JAKARTA – Kondisi ASJ (22), satu-satunya korban selamat dari peristiwa tragis yang menewaskan tiga anggota keluarganya di sebuah rumah di Warakas, Tanjung Priok, Jakarta Utara, dilaporkan berangsur membaik. ASJ saat ini masih menjalani perawatan intensif di rumah sakit.
Korban Mulai Dimintai Keterangan
Kepala Satuan Reserse Kriminal (Kasat Reskrim) Polres Metro Jakarta Utara, AKBP Onkoseno Gradiarso Sukahar, menyatakan bahwa ASJ telah mulai dimintai keterangan secara perlahan dan terbatas. “Saat ini masih dirawat. Kami mendapatkan info kondisi sudah berangsur membaik,” ujar Onkoseno pada Selasa (6/1/2026). Ia menambahkan bahwa pemeriksaan lebih lanjut terhadap ASJ akan terus dilakukan seiring dengan pemulihan kondisinya.
Fokus pada Makanan dan Minuman
Pihak kepolisian kini lebih memfokuskan penyelidikan pada sampel makanan dan minuman yang ditemukan di lokasi kejadian. “Kami lebih berfokus pada makanan dan minuman yang ditemukan di lokasi kejadian,” jelas Onkoseno.

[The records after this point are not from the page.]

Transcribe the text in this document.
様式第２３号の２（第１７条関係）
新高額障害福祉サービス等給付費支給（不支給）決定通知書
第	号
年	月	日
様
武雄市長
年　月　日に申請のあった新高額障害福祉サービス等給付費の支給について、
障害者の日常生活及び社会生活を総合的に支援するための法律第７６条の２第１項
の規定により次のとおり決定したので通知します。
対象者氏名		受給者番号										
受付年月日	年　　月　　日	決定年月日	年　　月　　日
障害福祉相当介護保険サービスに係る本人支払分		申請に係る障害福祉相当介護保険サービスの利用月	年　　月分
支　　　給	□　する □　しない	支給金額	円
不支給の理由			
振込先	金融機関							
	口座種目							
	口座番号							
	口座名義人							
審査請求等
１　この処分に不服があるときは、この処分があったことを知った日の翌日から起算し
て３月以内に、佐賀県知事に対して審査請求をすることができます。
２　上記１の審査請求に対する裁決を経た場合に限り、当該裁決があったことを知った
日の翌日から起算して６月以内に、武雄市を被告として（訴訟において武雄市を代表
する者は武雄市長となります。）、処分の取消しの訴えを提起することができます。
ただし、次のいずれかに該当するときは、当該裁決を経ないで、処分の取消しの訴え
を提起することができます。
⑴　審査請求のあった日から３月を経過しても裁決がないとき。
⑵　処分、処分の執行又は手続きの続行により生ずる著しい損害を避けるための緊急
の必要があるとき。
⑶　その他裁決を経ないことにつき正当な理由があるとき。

Mengenai kemungkinan adanya kandungan zat berbahaya seperti sianida, polisi masih menunggu hasil pemeriksaan laboratorium. “Karena yang kami bandingkan adalah dari yang makanan dan minuman yang ada maupun yang sudah masuk ke dalam tubuh korban,” terangnya.
Polisi juga masih mendalami apakah ada indikasi tindak pidana dalam kasus ini. “Kami masih menunggu hasil pemeriksaan laboratorium, dan kami masih mendalami apa ada indikasi tindak pidana dalam kasus ini,” tambah Onkoseno.
Kronologi Penemuan
ASJ merupakan anak ketiga dari empat bersaudara. Ia ditemukan oleh kakaknya, Dafi, yang pulang kerja pada Jumat (2/1) pagi. Tiga orang yang tewas di rumah kontrakan tersebut adalah ibu mereka berinisial SS (50), anak pertama berinisial AAL (27), dan anak bungsu berinisial AAB (13).